= Raquel Gvirtz =

Human rights activist

Fanny Raquel Gvirtz de Arcuschin (1924 – 27 September 2013) was one of the founders of the Grandmothers of the Plaza de Mayo, a human rights organization dedicated to finding the children stolen and illegally adopted during the Argentine dictatorship.

== Background ==
Her parents were Russian Jewish immigrants, and settled in the Province of San Juan. Gvirtz was born in Buenos Aires. After studying at a commercial school, she started working at an accounting firm. At 24 years old she married Elías de Arcuschin.

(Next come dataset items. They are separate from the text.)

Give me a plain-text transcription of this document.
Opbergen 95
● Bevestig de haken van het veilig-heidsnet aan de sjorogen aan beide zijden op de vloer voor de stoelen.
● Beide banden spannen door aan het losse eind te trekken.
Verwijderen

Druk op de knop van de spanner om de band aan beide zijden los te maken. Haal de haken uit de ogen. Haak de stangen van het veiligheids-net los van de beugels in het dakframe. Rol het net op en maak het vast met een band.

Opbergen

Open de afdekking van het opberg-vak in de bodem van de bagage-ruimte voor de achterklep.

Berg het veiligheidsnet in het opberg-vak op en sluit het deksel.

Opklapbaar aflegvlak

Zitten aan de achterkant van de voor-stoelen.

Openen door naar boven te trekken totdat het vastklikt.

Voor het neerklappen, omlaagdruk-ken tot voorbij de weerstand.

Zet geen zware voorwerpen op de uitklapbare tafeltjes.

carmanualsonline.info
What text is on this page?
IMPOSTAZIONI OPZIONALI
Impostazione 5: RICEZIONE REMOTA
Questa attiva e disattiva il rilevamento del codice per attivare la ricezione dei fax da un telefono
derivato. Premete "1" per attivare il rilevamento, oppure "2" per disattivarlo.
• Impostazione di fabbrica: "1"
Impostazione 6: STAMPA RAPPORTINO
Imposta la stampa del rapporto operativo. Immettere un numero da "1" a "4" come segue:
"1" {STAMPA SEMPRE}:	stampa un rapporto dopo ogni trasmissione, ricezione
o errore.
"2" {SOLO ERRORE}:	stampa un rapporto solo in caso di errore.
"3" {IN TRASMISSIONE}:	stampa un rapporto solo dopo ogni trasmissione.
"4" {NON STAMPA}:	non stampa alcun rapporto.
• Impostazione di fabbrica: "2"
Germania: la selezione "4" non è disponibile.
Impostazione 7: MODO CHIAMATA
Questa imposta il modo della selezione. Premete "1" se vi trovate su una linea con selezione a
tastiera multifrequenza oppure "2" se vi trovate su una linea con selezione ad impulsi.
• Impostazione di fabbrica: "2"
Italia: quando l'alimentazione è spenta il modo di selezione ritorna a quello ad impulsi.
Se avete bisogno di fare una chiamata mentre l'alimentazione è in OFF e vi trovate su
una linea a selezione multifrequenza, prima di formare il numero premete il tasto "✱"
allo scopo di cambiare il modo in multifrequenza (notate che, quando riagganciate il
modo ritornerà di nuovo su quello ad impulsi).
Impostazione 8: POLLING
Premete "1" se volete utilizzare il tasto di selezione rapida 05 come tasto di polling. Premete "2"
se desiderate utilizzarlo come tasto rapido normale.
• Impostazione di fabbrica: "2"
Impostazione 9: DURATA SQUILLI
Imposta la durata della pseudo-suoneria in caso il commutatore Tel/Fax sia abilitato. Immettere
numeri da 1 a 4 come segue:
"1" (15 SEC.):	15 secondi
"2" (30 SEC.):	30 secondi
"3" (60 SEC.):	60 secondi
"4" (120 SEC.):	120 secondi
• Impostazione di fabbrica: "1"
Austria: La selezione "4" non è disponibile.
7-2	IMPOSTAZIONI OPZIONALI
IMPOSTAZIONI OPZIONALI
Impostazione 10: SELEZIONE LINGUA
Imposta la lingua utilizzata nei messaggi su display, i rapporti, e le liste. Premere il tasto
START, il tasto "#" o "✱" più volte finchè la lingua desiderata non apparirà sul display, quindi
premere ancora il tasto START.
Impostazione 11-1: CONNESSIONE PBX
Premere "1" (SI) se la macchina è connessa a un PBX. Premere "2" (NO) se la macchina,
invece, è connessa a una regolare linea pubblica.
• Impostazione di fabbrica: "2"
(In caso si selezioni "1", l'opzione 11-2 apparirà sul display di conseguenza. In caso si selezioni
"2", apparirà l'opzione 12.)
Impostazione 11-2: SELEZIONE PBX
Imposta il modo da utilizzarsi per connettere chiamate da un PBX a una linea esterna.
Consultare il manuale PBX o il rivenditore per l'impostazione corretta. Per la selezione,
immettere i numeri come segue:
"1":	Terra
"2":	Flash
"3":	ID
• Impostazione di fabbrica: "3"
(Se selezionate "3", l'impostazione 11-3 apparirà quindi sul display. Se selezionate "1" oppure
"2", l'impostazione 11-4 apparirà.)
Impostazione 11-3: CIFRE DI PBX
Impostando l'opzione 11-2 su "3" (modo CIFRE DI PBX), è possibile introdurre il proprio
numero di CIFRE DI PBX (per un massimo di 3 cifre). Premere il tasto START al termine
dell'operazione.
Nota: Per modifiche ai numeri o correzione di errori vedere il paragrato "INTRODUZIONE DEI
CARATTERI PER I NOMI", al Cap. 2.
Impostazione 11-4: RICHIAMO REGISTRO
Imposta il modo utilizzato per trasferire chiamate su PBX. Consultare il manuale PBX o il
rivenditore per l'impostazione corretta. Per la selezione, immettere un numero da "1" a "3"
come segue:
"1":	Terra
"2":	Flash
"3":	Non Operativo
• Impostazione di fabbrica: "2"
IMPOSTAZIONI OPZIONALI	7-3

Her sons were Miguel Sergio Archuschin and Adrián Archuschin and students at the Escuela Superior de Comercio Carlos Pellegrini, one of the most prestigious high schools in Latin America. Miguel was an activist against the Argentine dictatorship and arrested with his younger brother. Adrián was a minor at the time of the arrest and released after 10 days. Miguel was never released, and is part of the ‘disappeared’ of the Dirty War (Victims kidnapped, tortured and murdered whose bodies were disappeared by the military government). Miguel was last seen with his pregnant wife Noemí Jansenson at Campo de Mayo, a secret detention center where newborn babies were kidnapped from pregnant women before they were executed. Afterwards the newborns were given to people loyal to the military dictature.

Raquel was on the first women to walk the Plaza de Mayo, demanding to know where her newborn grandchild was brought. After the dictatorship came to an end she started working with the U.S. geneticist Mary-Claire King on matching grandparents with their kidnapped grandchildren, a work she continued until her death in 2013.